Pour le public qui nous écoute, le
bâillon, c'est une loi spéciale. Ça prend de nombreuses heures, il y a toutes
sortes d'étapes. Alors, ça veut dire qu'on finirait quelque part dans la nuit
de vendredi à samedi. Sachant que les députés du Parti québécois devront être à
leur conseil national samedi, franchement, moi, je trouve que ça serait une
manoeuvre absolument indigne.
M. Vendeville (Geoffrey) :
Est-ce que vous pensez que c'est peut-être un bluff pour précipiter les travaux
de la commission ou est-ce que ça vient réellement?
Mme David (Gouin) : Écoutez, ça
pourrait aussi être un bluff, c'est sûr. Tout est possible dans le monde
politique. Mais, quoi qu'il en soit, moi, ce que je dis au ministre, là, c'est :
Ne faites pas preuve d'intransigeance. Soyez ouvert à débattre en priorité
d'enjeux, dans votre projet de loi, dont vous savez qu'ils sont importants.

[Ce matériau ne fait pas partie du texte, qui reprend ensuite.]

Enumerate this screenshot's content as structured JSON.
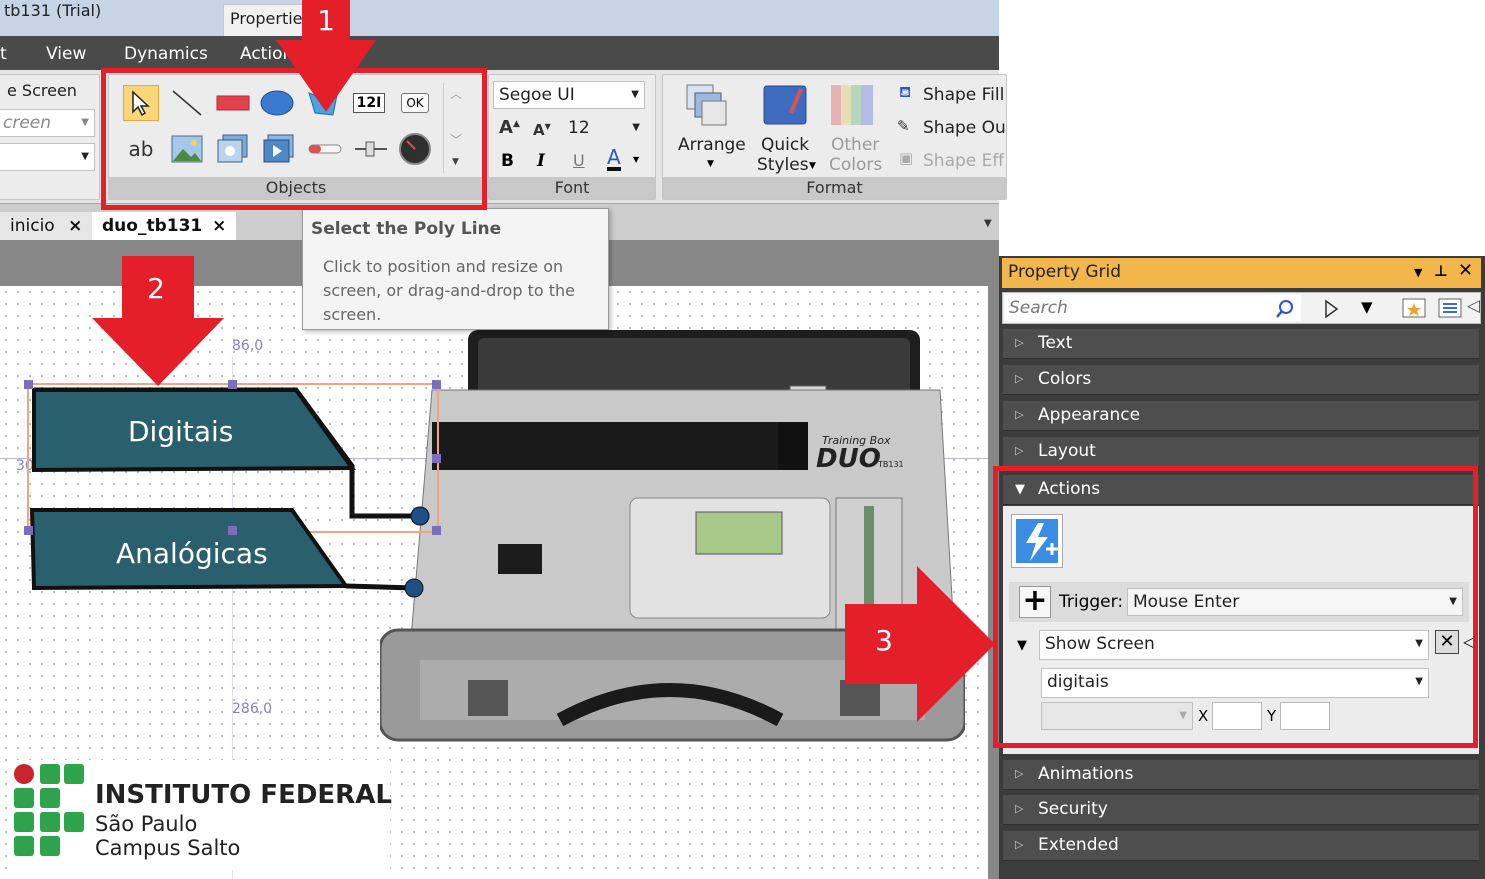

Concédez-le, là. Ça ne vous enlève rien. On pourrait discuter le l'article 131
sur la mise en place d'un grand comité consultatif pour accompagner le conseil
d'administration du CISSS. Il n'y a aucun incident… aucune incidence, pardon,
sur d'autres articles. Pourquoi ne pas le faire? Mme Lamarre proposait ce matin
d'adopter tout de suite l'article 35, elle avait un amendement, le ministre
disait : Je suis d'accord avec votre amendement, mais, non, on ne peut pas
aller à l'article 35, il faut y aller petit bout par petit bout. C'est
aberrant, là.
Et, pour un ministre qui veut chambarder
tout un système en se targuant d'avoir un meilleur réseau, plus efficace, bien,
je trouve qu'en ce moment le ministre nous condamne à l'inefficacité. Ce n'est
pas très logique tout ça. Donc, que ça soit un bluff ou que ça soit réel, moi, je
trouve que là, là, aujourd'hui, le débat est mal engagé. On devrait y aller sur
des articles prioritaires et on devrait ensemble, là, tenter de bonifier le projet
de loi sans menace de bâillon, là. Franchement, ça n'est pas une bonne façon de
travailler. Merci à vous.
(Fin à 13 h 40)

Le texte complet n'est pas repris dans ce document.